Social-Media-Mistakes

Everyone is a “Social Media Expert” these days. Most you’ll meet have made lots of stupid mistakes. Importantly though, the wisest people will have learned from their gaffes and won’t crash and burn the same ways again.

If you’ve never made a social media mistake, you’re probably not doing it right. Here’s my quick list of 10 mistakes to avoid in your social media marketing efforts:

  1. Ready, fire, aim: getting started before you know why you need to is daft. First figure out where you need to get to and why, then try to get there. Not the other way round.
  2. It’s all about me, me, me: No-one cares about you unless, perhaps, you’re an A-list celebrity. You’re there for your audience and they’re there for themselves.

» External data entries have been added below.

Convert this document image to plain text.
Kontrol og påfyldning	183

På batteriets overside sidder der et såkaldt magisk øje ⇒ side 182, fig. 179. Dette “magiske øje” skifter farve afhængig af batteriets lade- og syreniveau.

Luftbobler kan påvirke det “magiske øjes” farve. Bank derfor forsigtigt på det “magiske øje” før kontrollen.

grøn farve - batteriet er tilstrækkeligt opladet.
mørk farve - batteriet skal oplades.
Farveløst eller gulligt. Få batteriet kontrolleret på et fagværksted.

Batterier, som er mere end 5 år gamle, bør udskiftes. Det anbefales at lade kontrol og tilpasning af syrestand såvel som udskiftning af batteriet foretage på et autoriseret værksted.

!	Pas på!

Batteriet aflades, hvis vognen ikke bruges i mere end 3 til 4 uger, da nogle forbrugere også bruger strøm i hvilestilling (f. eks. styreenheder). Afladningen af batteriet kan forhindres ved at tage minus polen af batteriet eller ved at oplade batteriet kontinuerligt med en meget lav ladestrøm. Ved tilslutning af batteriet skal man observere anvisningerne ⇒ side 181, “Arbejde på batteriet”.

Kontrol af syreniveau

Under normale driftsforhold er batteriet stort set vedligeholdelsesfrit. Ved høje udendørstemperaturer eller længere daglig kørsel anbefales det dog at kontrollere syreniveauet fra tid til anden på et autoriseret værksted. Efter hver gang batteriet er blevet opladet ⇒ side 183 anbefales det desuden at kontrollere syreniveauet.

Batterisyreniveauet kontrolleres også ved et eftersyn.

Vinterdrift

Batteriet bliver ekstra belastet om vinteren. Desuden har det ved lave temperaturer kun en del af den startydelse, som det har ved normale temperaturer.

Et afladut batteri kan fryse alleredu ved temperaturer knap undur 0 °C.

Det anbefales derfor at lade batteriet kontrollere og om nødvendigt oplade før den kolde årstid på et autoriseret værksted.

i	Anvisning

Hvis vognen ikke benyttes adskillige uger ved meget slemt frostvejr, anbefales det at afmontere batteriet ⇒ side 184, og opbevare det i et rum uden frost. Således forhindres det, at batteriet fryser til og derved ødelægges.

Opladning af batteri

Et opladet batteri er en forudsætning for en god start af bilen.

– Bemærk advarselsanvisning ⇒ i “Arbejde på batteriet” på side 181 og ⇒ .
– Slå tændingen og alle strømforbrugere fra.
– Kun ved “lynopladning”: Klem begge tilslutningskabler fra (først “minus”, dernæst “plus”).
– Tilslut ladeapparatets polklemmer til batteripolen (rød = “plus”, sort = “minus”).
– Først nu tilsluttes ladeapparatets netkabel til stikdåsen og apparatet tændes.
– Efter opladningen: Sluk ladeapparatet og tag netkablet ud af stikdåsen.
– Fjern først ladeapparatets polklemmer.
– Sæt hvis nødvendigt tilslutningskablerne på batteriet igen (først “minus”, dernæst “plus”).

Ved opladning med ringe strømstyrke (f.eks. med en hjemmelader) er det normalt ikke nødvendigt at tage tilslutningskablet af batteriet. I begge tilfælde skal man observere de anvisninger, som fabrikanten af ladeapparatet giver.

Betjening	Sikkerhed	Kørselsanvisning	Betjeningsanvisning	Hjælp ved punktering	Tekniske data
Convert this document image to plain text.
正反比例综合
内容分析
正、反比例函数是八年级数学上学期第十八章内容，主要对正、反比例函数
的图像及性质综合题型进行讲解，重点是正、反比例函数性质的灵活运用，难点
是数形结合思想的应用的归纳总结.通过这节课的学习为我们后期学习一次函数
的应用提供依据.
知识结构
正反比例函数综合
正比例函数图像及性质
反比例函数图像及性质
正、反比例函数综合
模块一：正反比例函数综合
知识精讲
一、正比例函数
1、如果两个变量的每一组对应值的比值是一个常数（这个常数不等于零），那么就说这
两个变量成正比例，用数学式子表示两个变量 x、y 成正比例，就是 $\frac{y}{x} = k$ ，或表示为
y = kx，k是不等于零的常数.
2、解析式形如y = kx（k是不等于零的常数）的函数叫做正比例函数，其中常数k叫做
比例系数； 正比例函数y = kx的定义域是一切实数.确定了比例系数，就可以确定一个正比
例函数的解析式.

Standard marketing principles apply.
  3. Abandon ship!: giving up before your network has had time to grow and become self-sufficient. Commit to your effort for the long term and stick with it through the slow-build early days.
  4. Spread yourself Marmite-style: spreading yourself too thinly across too many sites and tools is a sure-fire route to failure. Pick a few social networks with care and do a great job there. If it works , you can easily expand later, but become a big success somewhere before you take on the world.
  5. Every network is an island: Not facilitating the connections between different networks and people is to disarm the fundamental power of social networks. Help people by connecting them to others. Share and you will receive.
  6. I’m not really me: Authenticity is the killer feature in social networking. If you’re pretending to be someone you’re not, you’re only lying to yourself. Be true to who you are, be open and honest, and your network will stick around for longer.
  7. Sell, sell, sell: Enough with the hard sell. On the social web, people expect a little more subtlety. Try to sell me something and I’m out of there. Share something useful and I might stick around long enough to ask what you’ve got to sell. Now wouldn’t that be nice?
  8. All talk, no listen: If all you do is talk at people, pretty soon you’ll find you’re talking to an empty room. Echo chambers are lonely and cold, so first use your ears to listen, then your brain to understand, then your voice and fingers to talk back.
  9. Social media is free, how hard can it be?: No, it’s not free. Never has been, never will be. Even if you use only free tools, there’s your time and the opportunity cost from your not doing something else. Plan your resources carefully, and don’t under-estimate the huge time-drain that a well-executed social media programme can become. Unless you’re a genius, you’ll need both staff and money to do it well.
  10. Treat social media as the be-all-and-end-all: There is no silver bullet. Heck, there isn’t even a bullet. Social media should be integrated into your existing marketing programmes. It’s just another channel; a powerful, high impact one at that, but just another channel. Done in isolation your social networking will lack the potency the medium should bring. Integrate and it may thrive.